Declaration of Dale Watson doc 7-21
Richard’s conditions were all treatable, although not curable, and his condition deteriorated as time passed, his symptoms exacerbated by the lack of medical care throughout his life.
“Long-term confinement while awaiting trial on capital charges in the Los Angeles County Jail, where the inadequate staffing, programming, and other adverse conditions of confinement resulted in institutional failure to address and provide appropriate intervention and treatment”.
(Ex. 43, Declaration of Dr Jane Wells, J.D., PhD, dated 05/19/2004, ¶ 46.)
Richard had been ill since before his arrest in 1985 and after, a cover-up still not acknowledged. We can thank Richard’s San Francisco lawyers for finally thoroughly investigating and disclosing the information deliberately hidden at Richard’s trial in LA. His habeas lawyers, in the 2008 petition, shed further light on this, enabling us to understand what happened in that courtroom and beyond; and why Richard’s defence team, Daniel and Arturo Hernandez, along with Ray Clark, failed him utterly.

Back to LA and incompetent, negligent lawyers
Here we are again, from LA to San Quentin, to San Francisco and back again. Back to LA and the sad excuse for a defence team on whom much of this rests. Their failure to fight this case in every way is sickening, especially as they had so much material to work with. Weak evidence not being the only thing. They had a duty to expose everything and cross-examine the charges against Richard; they failed. An obligation to investigate and fully present his mental impairments; they failed. A responsibility to provide the jury with counter-evidence to consider; they failed. A duty to submit, at mitigation, his whole life history; they failed.
Let’s stop with the “smart criminal” rhetoric; it’s a load of rubbish; if a man with a high IQ committed these crimes, that man could not have been Ramirez.
He cannot be the man who flummoxed LASD and SFPD, dancing rings around them, evading capture, like a coked-up, latter-day Scarlet Pimpernel, and also be the man who took part in these tests. One of those scenarios is blatantly inaccurate; he can’t be a criminal mastermind while simultaneously being unable to sort out a pack of playing cards. Take your pick.

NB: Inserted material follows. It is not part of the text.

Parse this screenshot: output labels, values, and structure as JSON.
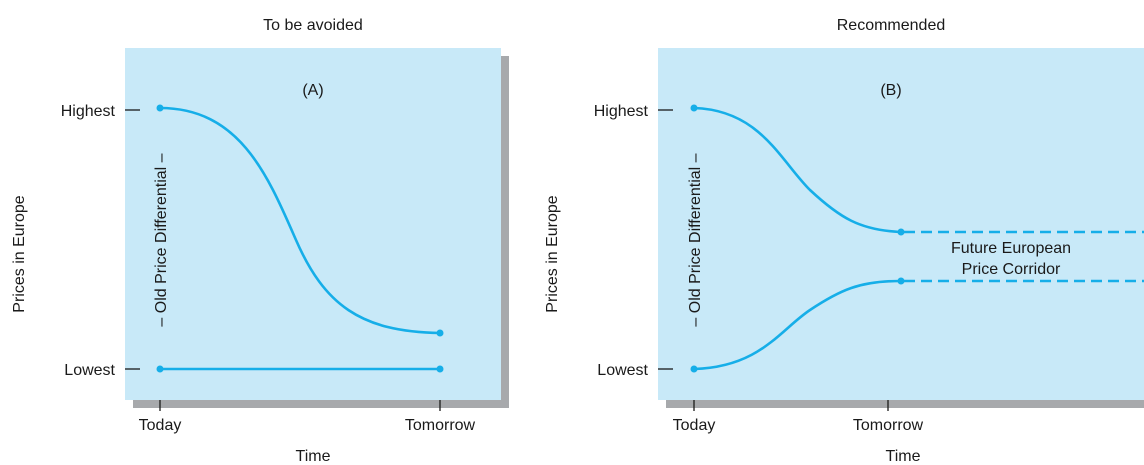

What does this tell us about justice? There is none, not for an indigent defendant on a capital charge, and who has the bad luck to have a pitiful defence team.

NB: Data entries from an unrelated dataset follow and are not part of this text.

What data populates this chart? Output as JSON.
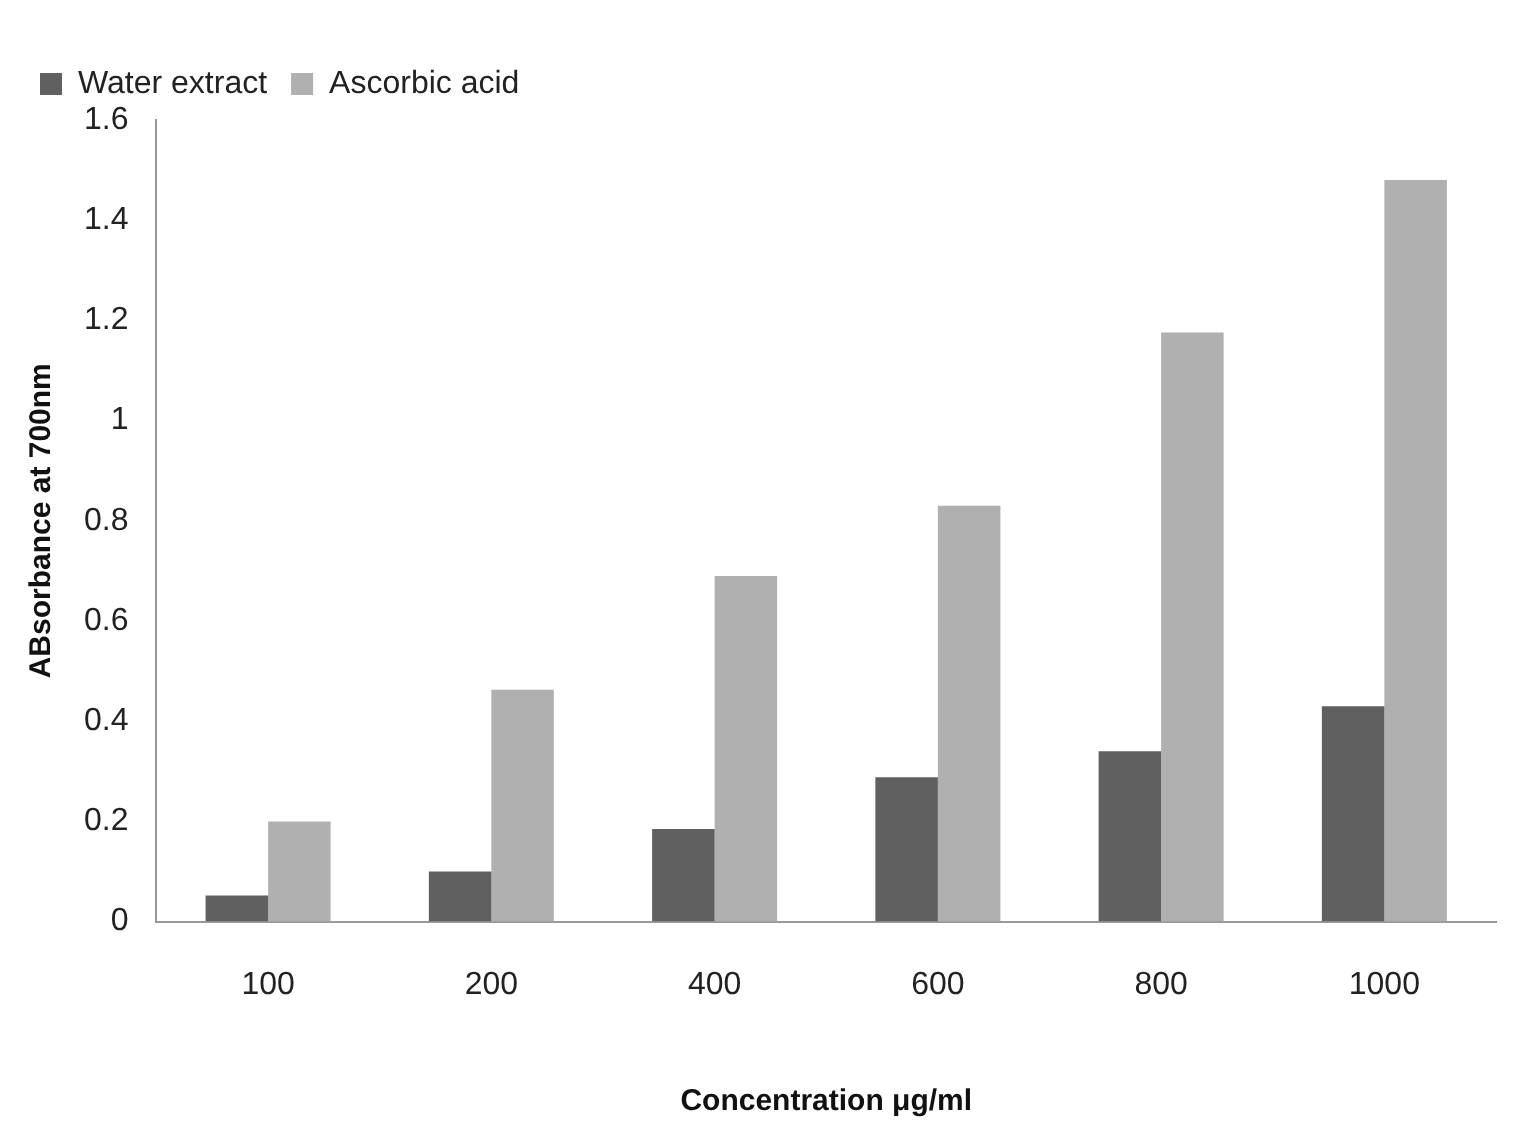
{
  "chart_data": {
    "type": "bar",
    "xlabel": "Concentration μg/ml",
    "ylabel": "ABsorbance at 700nm",
    "categories": [
      "100",
      "200",
      "400",
      "600",
      "800",
      "1000"
    ],
    "series": [
      {
        "name": "Water extract",
        "color": "#606060",
        "values": [
          0.052,
          0.1,
          0.185,
          0.288,
          0.34,
          0.43
        ]
      },
      {
        "name": "Ascorbic acid",
        "color": "#b0b0b0",
        "values": [
          0.2,
          0.463,
          0.69,
          0.83,
          1.176,
          1.48
        ]
      }
    ],
    "ylim": [
      0,
      1.6
    ],
    "yticks": [
      0,
      0.2,
      0.4,
      0.6,
      0.8,
      1,
      1.2,
      1.4,
      1.6
    ],
    "grid": false,
    "legend": "top left"
  }
}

“2060. Petitioner’s convictions, sentences, and confinement were obtained as the result of serious errors constituting multiple violations of his fundamental constitutional rights at every phase of his trial, from the unfair and discriminatory decision to charge and prosecute him, prosecutorial misconduct, the presentation of inaccurate, incomplete and unreliable evidence in the guilt phase, and culminating in a sentencing phase, in which no evidence of his character, background, and mental illness was presented, and was fatally flawed by gross prosecutorial misconduct. Through it all, Petitioner’s trial counsel were so ineffective and incompetent that they consistently provided grossly ineffective representation and failed to protect his fundamental rights.”